Elle sortit en courant laissant la porte ouverte derrière elle, et redescendit par l'ascenseur jusque dans l'entrée pleine d'ombres. La fenêtre de la loge de la concierge était ouverte et Jeanne apercevait le large dos de la Noire penché sur quelque tâche obscure. Jeanne s'approcha d'elle et s'éclaircit bruyamment la voix, mais la femme ne broncha pas. Elle fredonnait un air de Verdi qui ressemblait plutôt à un gémissement prolongé.

- Excusez-moi, dit Jeanne, vous vous souvenez de l'homme du numéro quatre ?

Les paroles de Jeanne parurent résonner dans tout l'immeuble, et elle se rappela le premier jour où elle était venue, l'exaspération qu'elle avait éprouvée à s'efforcer d'obtenir une clef. La Noire conservait ses secrets, et elle secoua la tête sans même se retourner.
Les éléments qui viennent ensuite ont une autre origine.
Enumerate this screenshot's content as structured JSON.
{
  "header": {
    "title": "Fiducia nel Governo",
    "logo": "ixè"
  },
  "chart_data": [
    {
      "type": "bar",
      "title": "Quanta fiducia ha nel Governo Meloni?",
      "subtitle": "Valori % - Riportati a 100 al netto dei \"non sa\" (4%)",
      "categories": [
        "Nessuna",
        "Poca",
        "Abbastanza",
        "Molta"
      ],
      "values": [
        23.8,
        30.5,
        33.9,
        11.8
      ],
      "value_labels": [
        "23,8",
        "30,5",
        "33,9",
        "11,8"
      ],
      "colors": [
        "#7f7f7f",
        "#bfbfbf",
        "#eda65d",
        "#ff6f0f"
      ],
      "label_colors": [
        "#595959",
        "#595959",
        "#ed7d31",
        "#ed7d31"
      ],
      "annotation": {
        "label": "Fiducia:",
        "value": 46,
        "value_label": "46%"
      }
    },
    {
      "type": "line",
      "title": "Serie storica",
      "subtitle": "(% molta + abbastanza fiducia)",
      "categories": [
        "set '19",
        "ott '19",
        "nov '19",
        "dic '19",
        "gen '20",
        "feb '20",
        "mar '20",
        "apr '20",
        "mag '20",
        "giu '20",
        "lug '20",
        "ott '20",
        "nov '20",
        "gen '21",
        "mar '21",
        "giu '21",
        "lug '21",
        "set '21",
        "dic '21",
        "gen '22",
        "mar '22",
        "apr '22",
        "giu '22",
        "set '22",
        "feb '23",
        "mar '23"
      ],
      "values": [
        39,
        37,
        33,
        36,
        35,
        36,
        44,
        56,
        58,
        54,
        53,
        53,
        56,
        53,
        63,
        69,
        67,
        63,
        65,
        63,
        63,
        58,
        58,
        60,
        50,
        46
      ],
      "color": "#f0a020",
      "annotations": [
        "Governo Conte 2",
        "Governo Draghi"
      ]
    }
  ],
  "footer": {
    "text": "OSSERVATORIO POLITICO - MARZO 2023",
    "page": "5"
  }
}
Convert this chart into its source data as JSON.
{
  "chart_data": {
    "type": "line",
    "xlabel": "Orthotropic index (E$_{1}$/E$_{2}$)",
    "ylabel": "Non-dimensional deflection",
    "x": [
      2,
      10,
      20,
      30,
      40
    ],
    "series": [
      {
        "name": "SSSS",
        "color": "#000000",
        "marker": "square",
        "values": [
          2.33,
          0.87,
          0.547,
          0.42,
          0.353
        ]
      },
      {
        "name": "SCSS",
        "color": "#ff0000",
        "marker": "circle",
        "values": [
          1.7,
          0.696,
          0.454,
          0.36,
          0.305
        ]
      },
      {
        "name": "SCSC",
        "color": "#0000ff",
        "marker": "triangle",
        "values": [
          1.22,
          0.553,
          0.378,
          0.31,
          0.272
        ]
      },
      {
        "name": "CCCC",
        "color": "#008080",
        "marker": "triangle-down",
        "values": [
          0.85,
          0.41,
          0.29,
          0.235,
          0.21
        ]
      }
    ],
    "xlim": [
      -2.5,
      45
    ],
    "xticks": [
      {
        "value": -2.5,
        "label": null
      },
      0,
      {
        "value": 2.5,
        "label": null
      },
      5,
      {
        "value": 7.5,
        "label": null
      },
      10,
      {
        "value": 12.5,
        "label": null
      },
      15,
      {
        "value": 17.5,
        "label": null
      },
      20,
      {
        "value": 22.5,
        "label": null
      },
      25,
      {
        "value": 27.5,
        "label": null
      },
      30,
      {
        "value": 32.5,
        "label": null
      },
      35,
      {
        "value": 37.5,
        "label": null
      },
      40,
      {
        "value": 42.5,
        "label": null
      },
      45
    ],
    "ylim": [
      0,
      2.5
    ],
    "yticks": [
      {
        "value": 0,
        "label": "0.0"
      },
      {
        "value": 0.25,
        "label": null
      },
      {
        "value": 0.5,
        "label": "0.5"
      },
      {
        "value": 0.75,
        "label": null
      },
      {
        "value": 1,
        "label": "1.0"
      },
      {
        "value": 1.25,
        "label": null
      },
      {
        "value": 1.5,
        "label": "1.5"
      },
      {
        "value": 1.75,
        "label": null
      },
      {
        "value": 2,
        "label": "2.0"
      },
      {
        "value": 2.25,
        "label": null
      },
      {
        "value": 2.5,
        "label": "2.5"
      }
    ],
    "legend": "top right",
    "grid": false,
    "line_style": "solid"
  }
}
- Il habite ici depuis plusieurs jours, insista Jeanne.

- Je ne connais personne, je vous le dis, fit la femme. Ils louent, ils sous-louent. Le type du numéro quatre, la femme du numéro un. Qu'est-ce que j'en sais, moi ?

Jeanne ne pouvait pas croire que Paul avait déménagé. Elle s'attendait bien à une surprise, mais évidemment pas à celle-là.

- Et les meubles ? dit-elle. Où les a-t-il emportés ? L'appartement est vide.